Infinitely Losing My Edge
Yeah, I'm losing my edge.
I'm losing my edge.
The kids are coming up from behind.
I'm losing my edge.
I'm losing my edge to the kids from Ethiopia and from Philadelphia.
But I was there.
I was there in 1971.
I was there at the first Selda show in Istanbul.
I'm losing my edge.
I'm losing my edge to the kids whose footsteps I hear when they get on the decks.
I'm losing my edge to the internet seekers who can tell me every member of every good group from 1965 to 1978.
I'm losing my edge.
To all the kids in Glasgow and Delhi.
I'm losing my edge to the art-school Mumbai kids in little jackets and borrowed nostalgia for the unremembered nineties.
I'm losing my edge.
I'm losing my edge.
I can hear the footsteps every night on the decks.
But I was there.
I was there in 1965 at the first Beefheart practice in a loft in Lancaster.
I was working on the güiro sounds with much patience.
I was there when Nile Rodgers started up his first band.
I told him, "Don't do it that way. You'll never make a dime."
I was there.
I was the first guy playing Model 500 to the jazz kids.
I played it at the Roxy.
Everybody thought I was crazy.
We all know.
I was there.
I was there.
I've never been wrong.
But I'm losing my edge to better-looking people with better ideas and more talent.
And they're actually really, really nice.
I'm losing my edge.
I heard you have a compilation of every good song ever done by anybody.
Every great song by Stockholm Monsters. All the underground hits.
All the Human League tracks. I heard you have a vinyl of every LL Cool J record on German import.
I heard that you have a white label of every seminal techno hit - 1985, '86, '87.
I heard that you have a CD compilation of every good '50s cut and another box set from the '70s.
I hear you're buying a mellotron and an arpeggiator and are throwing your macbook out the window because you want to make something real. You want to make a X-102 record.
I hear that you and your band have sold your 808 and bought an oboe.
I hear that you and your band have sold your oboe and bought a 808.
I hear everybody that you know is more relevant than everybody that I know.

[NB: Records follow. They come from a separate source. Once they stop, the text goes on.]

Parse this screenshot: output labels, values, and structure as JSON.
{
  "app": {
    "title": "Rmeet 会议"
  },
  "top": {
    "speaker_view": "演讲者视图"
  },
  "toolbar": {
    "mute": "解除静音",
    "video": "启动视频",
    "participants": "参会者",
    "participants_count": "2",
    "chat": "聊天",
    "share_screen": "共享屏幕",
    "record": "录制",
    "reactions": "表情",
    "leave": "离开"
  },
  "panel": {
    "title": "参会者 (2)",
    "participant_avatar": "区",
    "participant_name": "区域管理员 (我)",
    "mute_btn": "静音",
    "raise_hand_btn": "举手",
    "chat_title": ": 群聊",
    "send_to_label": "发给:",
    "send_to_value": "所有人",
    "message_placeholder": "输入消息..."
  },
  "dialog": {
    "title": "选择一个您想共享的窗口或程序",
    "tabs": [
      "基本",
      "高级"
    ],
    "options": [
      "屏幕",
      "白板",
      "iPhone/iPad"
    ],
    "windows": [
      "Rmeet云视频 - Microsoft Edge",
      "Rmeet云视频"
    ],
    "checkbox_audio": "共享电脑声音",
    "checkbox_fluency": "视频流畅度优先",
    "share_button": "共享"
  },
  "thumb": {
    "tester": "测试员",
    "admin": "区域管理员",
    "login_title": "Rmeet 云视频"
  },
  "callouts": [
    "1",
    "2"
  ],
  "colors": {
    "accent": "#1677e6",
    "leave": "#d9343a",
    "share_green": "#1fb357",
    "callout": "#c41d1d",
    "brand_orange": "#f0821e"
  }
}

But have you seen my records?
Bobby Womack,
Tears for Fears,
Technova,
X-102,
Strawberry Alarm Clock,
Depeche Mode,
Jeru the Damaja,
John Coltrane,
Arcadia,
Harpers Bizarre,
Ossler,
The Remains,
Easy Going,
T.S.O.L.,
Lungfish,
The J.B.'s,
ABBA,
Public Enemy,
Gang Starr,
Make Up,
The Alarm Clocks,
The New Christs,
Deakin,
Jandek,
Lonnie Liston Smith,
Magma,
The Cowsills,
Fatback Band,
Rites of Spring,
Grandmaster Flash and the Furious Five,
Derrick May,
Tommy Roe,
The Gun Club,
Essential Logic,
Scratch Acid,
Massinfluence,
Chris & Cosey,
The Neon Judgement,
June of 44,
Nick Fraelich,
Radio Birdman,
Television Personalities,
The United States of America,
Ten City,
Morten Harket,
The Slits,
Icehouse,
Roy Ayers,
Mandrill,
Peter and Kerry,
Minny Pops,
Schoolly D,
Lightning Bolt,
X-Ray Spex,
Sunsets and Hearts,
Nils Olav,
Trumans Water,
Thee Headcoats,
the Bar-Kays,
T. Rex,
Hot Snakes, Hot Snakes, Hot Snakes, Hot Snakes.
You don't know what you really want.
You don't know what you really want.
You don't know what you really want.
You don't know what you really want.
You don't know what you really want.
You don't know what you really want.
You don't know what you really want.
You don't know what you really want.
You don't know what you really want.
You don't know what you really want.
You don't know what you really want.
You don't know what you really want.
You don't know what you really want.
You don't know what you really want.
You don't know what you really want.